Rainforest Floor - The rainforest floor only receives between 1 -
2% of the sunlight that hits the upper layers of the rainforest.
Very little plant life grows here as a result. Although the ground
is covered by a layer of decomposing vegetation, the top soil is
surprisingly poor in nutrients. The rainforest floor is very humid
due to the evaporation of water from the leaves and shrubs that
are found in this layer. This humidity will help speed up the
process of decomposition of the matter. A wide variety of life
including insects and larger animals inhabits the rainforest floor.
Some of the larger animals that live in this layer include
Jaguars, Bengal Tigers, Okapis, and Southern Cassowaries.
Life in the Rainforest
It is believed that over 50% of the world's species of plants and
animals are found in the rainforest. Amazingly, only cover 6 -
7% of the total land surface on Earth is covered by rainforest.
On average, there are between 20 to 80 different species of
trees per acre.
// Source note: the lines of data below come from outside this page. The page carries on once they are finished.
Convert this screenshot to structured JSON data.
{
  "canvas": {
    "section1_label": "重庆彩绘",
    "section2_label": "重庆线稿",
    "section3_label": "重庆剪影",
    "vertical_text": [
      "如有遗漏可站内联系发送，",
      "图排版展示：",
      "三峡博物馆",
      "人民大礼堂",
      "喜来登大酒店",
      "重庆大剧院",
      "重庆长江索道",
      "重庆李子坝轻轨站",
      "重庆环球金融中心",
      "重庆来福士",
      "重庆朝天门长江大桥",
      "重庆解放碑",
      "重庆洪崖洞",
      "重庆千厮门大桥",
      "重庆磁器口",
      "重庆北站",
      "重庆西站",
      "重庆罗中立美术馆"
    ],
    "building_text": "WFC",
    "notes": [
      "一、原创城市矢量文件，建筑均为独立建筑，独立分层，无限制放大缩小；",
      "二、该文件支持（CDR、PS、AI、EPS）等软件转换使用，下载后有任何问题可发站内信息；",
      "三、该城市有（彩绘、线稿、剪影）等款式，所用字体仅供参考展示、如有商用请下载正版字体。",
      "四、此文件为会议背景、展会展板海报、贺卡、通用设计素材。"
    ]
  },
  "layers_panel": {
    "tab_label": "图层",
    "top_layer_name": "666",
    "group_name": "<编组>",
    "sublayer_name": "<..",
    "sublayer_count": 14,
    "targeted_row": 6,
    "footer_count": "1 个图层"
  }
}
There is also a wide variety of animal life found
in the rainforest. Many of the animals have special adaptations
that allow them to live in the tropical conditions, but they would
not survive outside of this ecosystem. These animals include
but are not limited to Toucans, Parrots, Resplendant Quetzals,
Sloths, Orangutans, Gorillas, Queen Alexandra Birdwing
Butterflies, and Lemurs.
There are also indigenous cultures of people that live in and
depend on the rainforest. Some of the tribes that can be found
here include the Yanomami and Kayapo tribes of the Amazon,
the Huli of Papau New Guinea, and the Pygmies of Central
Africa. Some tribes have had little, if any, contact with outside
civilizations, while others seek to legally protect the lands on
which they live. These cultures have adapted to the conditions
of the rainforest, and have a deep understanding of the
ecosystem. They often have knowledge of medicinal herbs and
plants, and understand how to cultivate rainforest land without
upsetting the balance of nutrients in the soils.
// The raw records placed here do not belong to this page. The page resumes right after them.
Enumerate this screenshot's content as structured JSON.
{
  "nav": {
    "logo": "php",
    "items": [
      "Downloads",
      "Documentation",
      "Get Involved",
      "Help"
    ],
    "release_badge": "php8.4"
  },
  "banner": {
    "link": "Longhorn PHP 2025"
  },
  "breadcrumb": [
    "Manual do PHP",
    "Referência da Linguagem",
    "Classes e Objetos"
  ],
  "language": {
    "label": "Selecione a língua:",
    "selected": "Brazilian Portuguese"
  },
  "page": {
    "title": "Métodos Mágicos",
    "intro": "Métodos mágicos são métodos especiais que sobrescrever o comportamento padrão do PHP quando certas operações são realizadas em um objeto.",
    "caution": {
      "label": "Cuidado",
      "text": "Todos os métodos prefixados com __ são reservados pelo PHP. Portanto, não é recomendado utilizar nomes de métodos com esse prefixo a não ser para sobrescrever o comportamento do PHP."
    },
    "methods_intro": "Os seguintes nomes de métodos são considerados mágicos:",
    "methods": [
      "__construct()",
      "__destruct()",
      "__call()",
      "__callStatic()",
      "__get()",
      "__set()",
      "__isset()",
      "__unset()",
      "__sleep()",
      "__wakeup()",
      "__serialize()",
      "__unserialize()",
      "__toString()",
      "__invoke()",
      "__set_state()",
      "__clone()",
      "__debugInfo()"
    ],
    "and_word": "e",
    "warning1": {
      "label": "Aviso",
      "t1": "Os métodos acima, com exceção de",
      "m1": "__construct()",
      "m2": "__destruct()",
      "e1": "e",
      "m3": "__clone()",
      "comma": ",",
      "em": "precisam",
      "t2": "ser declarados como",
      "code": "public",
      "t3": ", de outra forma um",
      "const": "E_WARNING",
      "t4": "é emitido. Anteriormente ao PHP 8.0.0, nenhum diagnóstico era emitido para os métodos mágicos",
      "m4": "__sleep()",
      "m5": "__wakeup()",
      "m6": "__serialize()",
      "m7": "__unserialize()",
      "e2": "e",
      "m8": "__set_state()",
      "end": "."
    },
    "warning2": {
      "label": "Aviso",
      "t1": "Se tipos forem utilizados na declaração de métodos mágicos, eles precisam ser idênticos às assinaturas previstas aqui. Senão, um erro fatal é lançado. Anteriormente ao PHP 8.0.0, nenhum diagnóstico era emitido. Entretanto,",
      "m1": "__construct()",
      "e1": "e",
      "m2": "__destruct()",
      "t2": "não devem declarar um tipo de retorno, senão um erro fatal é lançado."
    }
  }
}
Much of the world's rainforest has been severely impacted by
human activities. These activities usually include deforestation
for the purposes of logging, growing crops, urban settlement, or
raising farm animals such as cattle. As the population of the
world continues to increase, the amount of deforestation of the
rainforest may also continue to rise.
Unfortunately, we are losing many species of plants and
animals found in the rainforest due to these activities. Potential
medicines that have not even been discovered yet may be at
risk of never being found due to deforestation. Many rainforest
animals are endangered due to these activities. Cultures of
indigenous peoples are also at risk of losing their way of life.
There are currently many organizations working to protect the
rainforest. Some of them include the Rainforest Alliance, The
Nature Conservancy, and the Rainforest Action Network. These
sites provide information on ways we can all help to conserve
one of the world's most valuable and endangered ecosystems.
The rainforest is a vital lifeline of Earth, as well as one of the
most unique ecosystems of our planet. It contains a wide
variety of plants, animals and people, and all are important to
the balance of nature. While it is not too late to save the
rainforest ecosystems of the world, there is still much work to
be done if we will succeed in protecting this valuable resource.